Methoden: Unsere Überlegungen zur gefühlten Sicherheit, die Anwendung des Konzepts auf das
Gesundheitssystem und das abgeleitete Konzept eines Lösungsweges beruhen auf praktischen
Beispielen verschiedenere Lebensbereiche und auf Daten aus der Literatur.
Ergebnisse: Die Ergebnisse lassen sich in fünf Aussagen zusammenfassen. 1. Gefühlte Sicherheit
ist ein menschliches Grundbedürfnis. Dieses Grundbedürfnis kann für jedes Szenario
spezifisch quantifiziert werden. Es wird im Gesundheitssystem bisher zu wenig beachtet,
stellt aber für Entscheidungen in diesem System einen bedeutenden Faktor dar. 2. Konkrete
Entscheidungskonflikte werden dargestellt, die durch die unterschiedlichen Sichtweisen
von Sicherheit bei Experten und Laien zustande kommen. 3. Als Ursachen dieser Konflikte
werden das Unvermögen von Laien, mit Wahrscheinlichkeiten umzugehen, und die Macht
der Emotion diskutiert und mit Beispielen belegt. 4. Nachdem diskutiert wurde, dass
das Konzept der gefühlten Sicherheit im bestehenden Gesundheitssystem nicht akzeptiert
werden kann, wird erörtert, den vorhandenen Konflikt im bestehenden System zu akzeptieren
oder eine Änderung des Sys-tems einzuleiten. 5. Abschließend wird die Möglichkeit
zur Lösung des Konflikt in drei Punkten zusammengefasst: Wechsel von einer Kosten-orientierten
zu einer Werte-orientierten Medizin. Orientierung der Versorgungsleistungen und -strukturen
an den Bedürfnissen des Patienten und Messung von patienten-relevanten Outcomes einschließlich
der Gesamtkosten der Versorgung.
Schlussfolgerungen: Gefühlte Sicherheit ist ein im Gesundheitssystem bisher kaum beachtetes Grundbedürfnis,
das jetzt erkannt, quantifiziert und diskutiert werden kann. Die bestehenden Strukturen
unseres Gesundheitssystems sind allerdings wenig geeignet, um das Konzept der gefühlten
Sicherheit in die Praxis umzusetzen.
Abstract
Background: Risk and safety are described in health care from the physician's (expert's) point
of view. Decisions are based on traditional, objective probabilities. Patients (lay
persons), who are not aware of the same information like experts base their decisions
on different information. These different informations lead to different conclusions
in experts and lay persons and cause conflicts.

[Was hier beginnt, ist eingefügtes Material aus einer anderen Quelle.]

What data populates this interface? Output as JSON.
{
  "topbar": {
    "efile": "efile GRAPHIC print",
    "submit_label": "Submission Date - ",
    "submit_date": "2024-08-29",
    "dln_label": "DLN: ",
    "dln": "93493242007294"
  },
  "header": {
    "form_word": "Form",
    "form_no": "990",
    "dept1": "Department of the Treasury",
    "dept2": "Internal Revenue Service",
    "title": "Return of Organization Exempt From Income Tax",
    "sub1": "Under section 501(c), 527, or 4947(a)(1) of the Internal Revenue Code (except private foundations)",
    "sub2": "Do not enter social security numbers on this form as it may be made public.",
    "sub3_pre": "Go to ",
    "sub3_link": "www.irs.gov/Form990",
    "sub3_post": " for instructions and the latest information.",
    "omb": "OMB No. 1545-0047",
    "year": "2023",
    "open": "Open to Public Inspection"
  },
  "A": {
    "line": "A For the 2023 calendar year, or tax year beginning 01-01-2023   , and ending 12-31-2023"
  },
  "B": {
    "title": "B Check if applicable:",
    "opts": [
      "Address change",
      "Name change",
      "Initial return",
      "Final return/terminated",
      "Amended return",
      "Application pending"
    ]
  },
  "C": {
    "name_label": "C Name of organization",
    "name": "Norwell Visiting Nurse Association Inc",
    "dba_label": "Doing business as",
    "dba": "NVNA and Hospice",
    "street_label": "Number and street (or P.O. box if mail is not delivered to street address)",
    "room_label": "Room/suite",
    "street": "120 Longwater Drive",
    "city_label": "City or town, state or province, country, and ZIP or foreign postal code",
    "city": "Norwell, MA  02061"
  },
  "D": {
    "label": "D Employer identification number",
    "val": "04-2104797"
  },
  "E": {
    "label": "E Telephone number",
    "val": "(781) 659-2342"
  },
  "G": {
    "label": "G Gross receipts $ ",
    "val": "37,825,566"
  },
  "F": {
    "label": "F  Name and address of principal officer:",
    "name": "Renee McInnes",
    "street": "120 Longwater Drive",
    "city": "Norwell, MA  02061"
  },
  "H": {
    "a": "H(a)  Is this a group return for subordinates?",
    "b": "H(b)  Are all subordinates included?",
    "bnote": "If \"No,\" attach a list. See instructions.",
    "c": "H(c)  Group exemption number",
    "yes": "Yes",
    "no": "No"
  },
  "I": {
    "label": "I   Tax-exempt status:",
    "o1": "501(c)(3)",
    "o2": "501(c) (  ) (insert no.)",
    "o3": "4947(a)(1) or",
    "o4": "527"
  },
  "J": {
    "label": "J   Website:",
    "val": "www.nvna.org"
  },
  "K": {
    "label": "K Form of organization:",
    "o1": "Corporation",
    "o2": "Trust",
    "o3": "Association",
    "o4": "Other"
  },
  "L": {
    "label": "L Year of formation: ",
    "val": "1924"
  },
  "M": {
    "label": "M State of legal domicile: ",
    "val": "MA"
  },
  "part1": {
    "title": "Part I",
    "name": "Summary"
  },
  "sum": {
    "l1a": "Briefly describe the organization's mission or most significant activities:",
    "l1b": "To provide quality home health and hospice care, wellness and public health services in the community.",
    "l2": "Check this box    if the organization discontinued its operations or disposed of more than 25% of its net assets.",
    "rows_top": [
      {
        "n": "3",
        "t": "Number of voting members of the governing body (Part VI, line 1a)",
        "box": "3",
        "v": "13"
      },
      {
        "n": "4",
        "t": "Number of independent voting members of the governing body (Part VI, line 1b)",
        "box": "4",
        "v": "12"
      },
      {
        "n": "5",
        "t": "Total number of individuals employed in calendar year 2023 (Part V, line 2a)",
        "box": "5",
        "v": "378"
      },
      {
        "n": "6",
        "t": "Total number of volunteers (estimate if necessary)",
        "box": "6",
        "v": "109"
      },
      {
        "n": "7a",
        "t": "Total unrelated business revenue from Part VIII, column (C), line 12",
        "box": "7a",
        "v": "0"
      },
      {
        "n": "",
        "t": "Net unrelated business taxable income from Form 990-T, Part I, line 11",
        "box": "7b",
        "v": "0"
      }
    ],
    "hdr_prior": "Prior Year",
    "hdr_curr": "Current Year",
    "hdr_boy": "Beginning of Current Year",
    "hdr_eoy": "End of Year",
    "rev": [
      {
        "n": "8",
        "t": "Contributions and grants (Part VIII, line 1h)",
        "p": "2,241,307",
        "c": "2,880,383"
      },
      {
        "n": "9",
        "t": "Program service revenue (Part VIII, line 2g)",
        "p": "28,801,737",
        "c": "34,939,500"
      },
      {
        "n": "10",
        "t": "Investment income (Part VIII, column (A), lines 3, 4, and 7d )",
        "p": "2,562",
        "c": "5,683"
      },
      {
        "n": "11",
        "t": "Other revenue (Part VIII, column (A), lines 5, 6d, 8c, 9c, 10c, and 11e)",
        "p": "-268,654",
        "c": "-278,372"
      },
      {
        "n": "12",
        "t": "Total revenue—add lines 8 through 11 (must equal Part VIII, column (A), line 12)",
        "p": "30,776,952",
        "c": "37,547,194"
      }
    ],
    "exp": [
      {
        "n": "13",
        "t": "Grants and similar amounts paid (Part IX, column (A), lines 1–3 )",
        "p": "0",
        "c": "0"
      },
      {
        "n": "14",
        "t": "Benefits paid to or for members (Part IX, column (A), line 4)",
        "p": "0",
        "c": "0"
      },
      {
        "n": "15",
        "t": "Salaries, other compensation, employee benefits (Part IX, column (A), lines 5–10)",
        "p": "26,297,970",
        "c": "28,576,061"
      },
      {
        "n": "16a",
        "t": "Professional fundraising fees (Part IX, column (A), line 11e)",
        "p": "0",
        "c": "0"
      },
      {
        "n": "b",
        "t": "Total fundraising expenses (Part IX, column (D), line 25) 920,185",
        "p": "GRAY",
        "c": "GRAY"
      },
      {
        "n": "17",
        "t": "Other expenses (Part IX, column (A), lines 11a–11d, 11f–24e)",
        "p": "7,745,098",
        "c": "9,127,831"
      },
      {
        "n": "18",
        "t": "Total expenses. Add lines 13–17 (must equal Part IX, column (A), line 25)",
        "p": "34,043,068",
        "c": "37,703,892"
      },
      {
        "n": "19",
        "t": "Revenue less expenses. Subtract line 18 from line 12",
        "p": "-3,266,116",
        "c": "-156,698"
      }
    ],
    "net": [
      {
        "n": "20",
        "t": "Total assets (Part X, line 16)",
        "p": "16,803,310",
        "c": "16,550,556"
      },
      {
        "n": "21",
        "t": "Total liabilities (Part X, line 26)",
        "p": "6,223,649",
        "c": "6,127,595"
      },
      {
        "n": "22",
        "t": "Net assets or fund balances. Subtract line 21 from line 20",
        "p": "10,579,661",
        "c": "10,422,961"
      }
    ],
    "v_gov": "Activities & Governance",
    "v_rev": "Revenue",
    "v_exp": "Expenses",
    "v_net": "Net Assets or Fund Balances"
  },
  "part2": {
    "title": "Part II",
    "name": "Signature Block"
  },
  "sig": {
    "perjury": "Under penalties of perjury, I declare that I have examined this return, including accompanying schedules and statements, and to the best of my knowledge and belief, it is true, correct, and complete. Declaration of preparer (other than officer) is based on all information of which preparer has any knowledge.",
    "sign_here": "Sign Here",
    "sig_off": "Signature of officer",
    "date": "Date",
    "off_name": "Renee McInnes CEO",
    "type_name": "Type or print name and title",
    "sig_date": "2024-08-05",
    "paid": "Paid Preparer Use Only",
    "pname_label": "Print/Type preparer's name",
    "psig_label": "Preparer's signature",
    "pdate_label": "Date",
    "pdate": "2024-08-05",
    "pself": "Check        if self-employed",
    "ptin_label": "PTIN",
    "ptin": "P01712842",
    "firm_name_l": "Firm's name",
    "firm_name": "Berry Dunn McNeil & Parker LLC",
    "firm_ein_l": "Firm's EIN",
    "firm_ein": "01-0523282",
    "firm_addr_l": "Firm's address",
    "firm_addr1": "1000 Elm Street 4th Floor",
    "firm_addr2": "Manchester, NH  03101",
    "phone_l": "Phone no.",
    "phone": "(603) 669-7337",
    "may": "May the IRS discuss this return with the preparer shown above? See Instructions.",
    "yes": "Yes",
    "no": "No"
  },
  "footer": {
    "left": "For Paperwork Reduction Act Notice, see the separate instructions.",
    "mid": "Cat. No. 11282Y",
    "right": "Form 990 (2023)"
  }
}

Goals: In this paper we use examples to describe decision conflicts among experts and lay
persons. The importance of these conflicts for the health care system is demonstrated
and a possible solution is offered discussing the concept of perceived safety.
Methods: Our considerations on perceived safety, the application of this concept to the health
care system, and the derived solution of conflicts are based on practical examples
from various areas of daily life and literature.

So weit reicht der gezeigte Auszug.